For anyone interested: https://www.pro-tools-expert.com/pr...6/air-studios-sold-to-russian-business-tycoon


----------



## jononotbono (Oct 6, 2018)

Breaking news... AIR will still be AIR, with everyone great that works there, working there.
Someone bought something. haha


----------



## jamwerks (Oct 6, 2018)

I wonder if Spitfire Audio will change their name to something like "Gudkov Audio" just for good measure?


----------



## Geoff Grace (Oct 7, 2018)

Regardless of who he is, I hope the new owner will build upon the proud legacy of the studio.

Best,

Geoff


----------



## ptram (Oct 7, 2018)

O my. I was still saving to purchase them!


----------



## chrisr (Oct 10, 2018)

I think this is the first nail in the coffin of Air Lyndhurst, and I expect the incredible staff and freelancers who've just been sold up the river probably feel the same way.


----------



## chrisr (Oct 10, 2018)

I expect Air Lyndhurst's turnover / bookings have never been healthier than in the past 5-10 years, so i think it's a different dynamic Gunther.

*** edit the above sentence was just responding to a post that's been moved by Mike - I try not to have conversations with myself too often ) ****

I bet Mr & Mrs Demin have already scheduled their 1st karaoke session by now...

"They said they love music" ...ffs.


----------



## ptram (Oct 11, 2018)

Seen what Demin has done to an historical mansion in the Dorset, we can expect the studios to be transformed in some high-tech disco club.

https://www.cnbc.com/2013/09/26/sandbanks-russian-snap-up-luxury-dorset-mansions.html


----------



## Mike Greene (Oct 11, 2018)

I've moved the political part of the discussion to this new thread:
https://vi-control.net/community/threads/spinoff-of-air-studio-sale-the-russians-part.75697/


----------



## chrisr (Sep 6, 2019)

Bumping this...

Now we're almost a year on from the sale - has the past year been business as usual for the studio and it's staff? Anyone with any insights they would like to share?

I'm guessing the lack of any particular news means that my apocalyptic predictions above failed to materialise and that actually things have been chugging along just as before.
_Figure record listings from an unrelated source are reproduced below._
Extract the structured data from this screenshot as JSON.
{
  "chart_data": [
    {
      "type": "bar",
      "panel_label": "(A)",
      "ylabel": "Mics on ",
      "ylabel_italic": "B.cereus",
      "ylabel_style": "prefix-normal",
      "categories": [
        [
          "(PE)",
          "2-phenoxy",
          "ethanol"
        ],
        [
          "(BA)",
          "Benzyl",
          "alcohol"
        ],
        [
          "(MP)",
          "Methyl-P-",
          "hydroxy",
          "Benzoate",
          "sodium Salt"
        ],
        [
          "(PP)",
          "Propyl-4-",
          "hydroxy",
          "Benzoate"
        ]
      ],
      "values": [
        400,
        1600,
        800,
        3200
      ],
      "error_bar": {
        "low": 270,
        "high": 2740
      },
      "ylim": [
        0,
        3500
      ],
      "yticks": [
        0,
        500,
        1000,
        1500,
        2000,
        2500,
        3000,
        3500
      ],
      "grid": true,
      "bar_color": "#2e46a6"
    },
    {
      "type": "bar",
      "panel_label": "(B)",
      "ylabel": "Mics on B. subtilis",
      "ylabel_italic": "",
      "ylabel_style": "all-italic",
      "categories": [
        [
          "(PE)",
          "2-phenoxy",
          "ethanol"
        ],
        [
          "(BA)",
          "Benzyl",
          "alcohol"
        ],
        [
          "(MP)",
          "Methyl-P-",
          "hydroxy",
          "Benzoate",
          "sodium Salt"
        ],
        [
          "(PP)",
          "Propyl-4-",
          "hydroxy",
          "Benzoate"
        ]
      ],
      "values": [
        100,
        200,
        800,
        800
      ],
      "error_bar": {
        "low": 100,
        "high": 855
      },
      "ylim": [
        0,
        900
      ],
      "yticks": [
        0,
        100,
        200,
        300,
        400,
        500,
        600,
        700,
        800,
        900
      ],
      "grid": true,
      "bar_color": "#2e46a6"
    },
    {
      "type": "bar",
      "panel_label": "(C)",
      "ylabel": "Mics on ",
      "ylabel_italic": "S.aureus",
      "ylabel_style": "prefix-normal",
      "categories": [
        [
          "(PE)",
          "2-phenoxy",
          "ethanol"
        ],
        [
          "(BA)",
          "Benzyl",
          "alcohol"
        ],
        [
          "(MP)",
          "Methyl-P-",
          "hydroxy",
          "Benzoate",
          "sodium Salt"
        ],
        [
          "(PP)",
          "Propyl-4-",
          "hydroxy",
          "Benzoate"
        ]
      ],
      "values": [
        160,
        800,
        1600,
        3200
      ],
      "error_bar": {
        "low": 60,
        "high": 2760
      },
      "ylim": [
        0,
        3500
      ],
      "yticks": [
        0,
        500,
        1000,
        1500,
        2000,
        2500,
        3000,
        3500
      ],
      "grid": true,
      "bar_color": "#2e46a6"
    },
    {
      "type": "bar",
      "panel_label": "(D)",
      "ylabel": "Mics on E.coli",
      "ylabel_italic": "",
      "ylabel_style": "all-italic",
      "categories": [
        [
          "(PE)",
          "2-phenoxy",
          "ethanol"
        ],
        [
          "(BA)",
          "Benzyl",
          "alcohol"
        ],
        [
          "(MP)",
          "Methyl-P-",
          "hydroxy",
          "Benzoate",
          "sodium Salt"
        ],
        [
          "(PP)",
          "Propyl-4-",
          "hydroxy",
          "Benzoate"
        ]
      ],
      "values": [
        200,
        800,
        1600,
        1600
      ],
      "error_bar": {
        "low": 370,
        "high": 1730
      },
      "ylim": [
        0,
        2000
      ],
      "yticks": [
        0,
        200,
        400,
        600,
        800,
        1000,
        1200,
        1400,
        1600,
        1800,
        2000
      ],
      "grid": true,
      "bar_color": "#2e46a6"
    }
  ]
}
Think I was (drunk?) a bit overly dramatic in my response in the posts above!

Anyway - would be good to hear that the studio is deemed still to be in safe hands, now that some time has passed?


----------



## thereus (Sep 6, 2019)

Recorded there a couple of months ago. Nothing out of the ordinary.


----------



## chrisr (Sep 6, 2019)

Good-o, thanks, and glad to hear it


----------